3年前、200以上の国と地域が参加した東京五輪の開会式をテレビで観た前田さんは、世界の大きさを感じた。特に、民族衣装を身にまとい入場する選手の姿に魅了され、その光景をスケッチした。次は現地で観戦したい。少女の心に膨らむ夢に、母・可奈さん(43)や、前田さんに絵を教えてきた芸術家・菊池歩さん(53・二階堂在住)が動いた。
前田さんが東京五輪の開会式を描いた絵を生地に。母や菊池さんらでカットして縫合し、ハンカチや弁当包みなどに使えるチーフを3月から販売。往復の航空券代の目安となる100枚を目標に、1枚3千円のオリジナルチーフは早々と5月に完売した。

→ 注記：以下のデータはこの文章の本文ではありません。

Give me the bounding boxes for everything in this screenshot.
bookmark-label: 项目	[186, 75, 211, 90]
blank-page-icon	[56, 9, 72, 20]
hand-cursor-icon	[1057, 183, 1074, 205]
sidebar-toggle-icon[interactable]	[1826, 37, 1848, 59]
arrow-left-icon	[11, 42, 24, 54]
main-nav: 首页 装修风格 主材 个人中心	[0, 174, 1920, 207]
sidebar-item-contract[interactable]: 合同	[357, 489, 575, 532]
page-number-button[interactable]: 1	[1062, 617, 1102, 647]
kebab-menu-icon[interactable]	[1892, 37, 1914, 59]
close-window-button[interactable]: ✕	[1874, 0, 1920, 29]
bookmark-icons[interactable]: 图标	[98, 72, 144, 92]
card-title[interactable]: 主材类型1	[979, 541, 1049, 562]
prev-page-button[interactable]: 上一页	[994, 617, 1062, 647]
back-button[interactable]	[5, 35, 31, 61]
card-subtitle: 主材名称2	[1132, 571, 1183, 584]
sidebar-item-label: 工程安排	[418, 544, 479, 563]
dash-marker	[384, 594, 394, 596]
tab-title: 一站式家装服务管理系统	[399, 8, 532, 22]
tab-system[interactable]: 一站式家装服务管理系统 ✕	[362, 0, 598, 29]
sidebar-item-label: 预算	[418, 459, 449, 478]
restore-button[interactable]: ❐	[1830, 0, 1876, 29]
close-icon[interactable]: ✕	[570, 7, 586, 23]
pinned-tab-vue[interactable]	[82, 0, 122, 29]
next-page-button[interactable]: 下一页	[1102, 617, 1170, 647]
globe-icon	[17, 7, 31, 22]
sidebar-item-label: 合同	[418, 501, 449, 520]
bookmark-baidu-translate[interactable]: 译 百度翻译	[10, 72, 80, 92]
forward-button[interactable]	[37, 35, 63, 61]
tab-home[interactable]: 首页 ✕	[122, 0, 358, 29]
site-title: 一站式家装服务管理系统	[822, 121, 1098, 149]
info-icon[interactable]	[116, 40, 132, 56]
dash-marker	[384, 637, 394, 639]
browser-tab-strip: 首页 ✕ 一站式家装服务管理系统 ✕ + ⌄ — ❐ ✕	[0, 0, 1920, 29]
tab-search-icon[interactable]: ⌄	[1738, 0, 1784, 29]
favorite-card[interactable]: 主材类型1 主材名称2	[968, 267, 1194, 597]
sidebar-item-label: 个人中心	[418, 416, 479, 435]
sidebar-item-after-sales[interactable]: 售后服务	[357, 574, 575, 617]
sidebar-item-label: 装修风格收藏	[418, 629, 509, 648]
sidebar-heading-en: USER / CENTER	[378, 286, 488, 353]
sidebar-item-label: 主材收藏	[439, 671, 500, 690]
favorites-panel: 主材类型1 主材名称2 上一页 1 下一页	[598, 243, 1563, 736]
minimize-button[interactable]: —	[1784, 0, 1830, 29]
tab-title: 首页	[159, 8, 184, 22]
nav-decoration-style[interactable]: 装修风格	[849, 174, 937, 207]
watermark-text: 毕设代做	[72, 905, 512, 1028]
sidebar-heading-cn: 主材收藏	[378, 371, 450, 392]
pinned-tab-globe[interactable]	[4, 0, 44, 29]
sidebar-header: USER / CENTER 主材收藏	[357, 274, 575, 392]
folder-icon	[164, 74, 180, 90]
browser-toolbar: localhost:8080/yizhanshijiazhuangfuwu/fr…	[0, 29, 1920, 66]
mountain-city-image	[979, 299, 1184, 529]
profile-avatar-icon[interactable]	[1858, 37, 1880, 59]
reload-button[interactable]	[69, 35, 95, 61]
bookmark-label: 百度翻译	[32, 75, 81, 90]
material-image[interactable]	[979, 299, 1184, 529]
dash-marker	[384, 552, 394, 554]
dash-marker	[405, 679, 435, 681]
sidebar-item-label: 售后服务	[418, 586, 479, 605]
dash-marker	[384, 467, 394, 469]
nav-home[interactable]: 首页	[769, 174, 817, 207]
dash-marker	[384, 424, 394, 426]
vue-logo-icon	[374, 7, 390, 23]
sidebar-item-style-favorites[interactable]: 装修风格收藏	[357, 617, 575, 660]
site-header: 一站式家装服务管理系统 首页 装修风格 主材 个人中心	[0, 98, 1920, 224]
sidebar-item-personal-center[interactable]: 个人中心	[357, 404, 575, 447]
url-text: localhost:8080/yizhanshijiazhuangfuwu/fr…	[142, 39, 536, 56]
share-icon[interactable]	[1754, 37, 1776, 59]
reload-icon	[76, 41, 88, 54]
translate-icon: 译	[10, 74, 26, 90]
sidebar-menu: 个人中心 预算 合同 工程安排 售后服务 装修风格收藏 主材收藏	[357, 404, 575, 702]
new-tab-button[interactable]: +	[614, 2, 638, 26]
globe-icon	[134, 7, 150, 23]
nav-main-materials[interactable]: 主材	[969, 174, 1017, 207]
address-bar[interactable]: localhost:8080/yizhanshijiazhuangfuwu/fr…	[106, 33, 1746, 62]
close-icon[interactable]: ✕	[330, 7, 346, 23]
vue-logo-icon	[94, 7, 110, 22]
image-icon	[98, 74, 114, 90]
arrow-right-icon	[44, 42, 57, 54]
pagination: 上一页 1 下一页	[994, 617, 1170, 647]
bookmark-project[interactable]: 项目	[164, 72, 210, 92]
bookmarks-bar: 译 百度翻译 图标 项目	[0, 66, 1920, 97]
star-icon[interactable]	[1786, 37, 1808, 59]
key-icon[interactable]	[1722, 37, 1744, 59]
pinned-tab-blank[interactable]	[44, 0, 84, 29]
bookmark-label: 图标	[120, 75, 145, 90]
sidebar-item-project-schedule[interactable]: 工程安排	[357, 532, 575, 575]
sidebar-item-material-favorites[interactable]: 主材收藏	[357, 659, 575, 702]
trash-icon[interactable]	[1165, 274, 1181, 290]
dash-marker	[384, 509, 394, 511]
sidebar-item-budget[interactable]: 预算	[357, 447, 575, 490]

小学4年生への応援は止まず、追加制作してこれまでに約250枚が購入された。
学校の友達、家族や菊池さんの知人、今回の活動を知った市内外の人々が購入。また、制作協力者も現れ、作り手は10人まで拡大。次々と制作する中で前田家のミシンが故障した時には、機械を貸してくれる申し出があるなど、協力の輪が広がっていった。
渡航費・チケット代確保に「ありがとう」
そのおかげで販売数は伸び続け、渡航費に加えて観戦チケット代を賄えるまでに。「ありがとう」。言葉が上手に発せないこともある前田さんだが、とびきりの笑顔で感謝を述べる。
前田さんと付き添う母・可奈さんは、8月27日にフランスに到着し、パラリンピックの開会式、車いすバスケなどを観戦予定。病気によって左の手足が思うように動かなかったり、思いをスムーズに伝えられなかったりする前田さんだが、思い描いたパリ行きの夢をまもなく実現する。
”真夏の大冒険”に向け旅のしおりを作成。持ち物には、日本の衣装・着物を用意済みだ。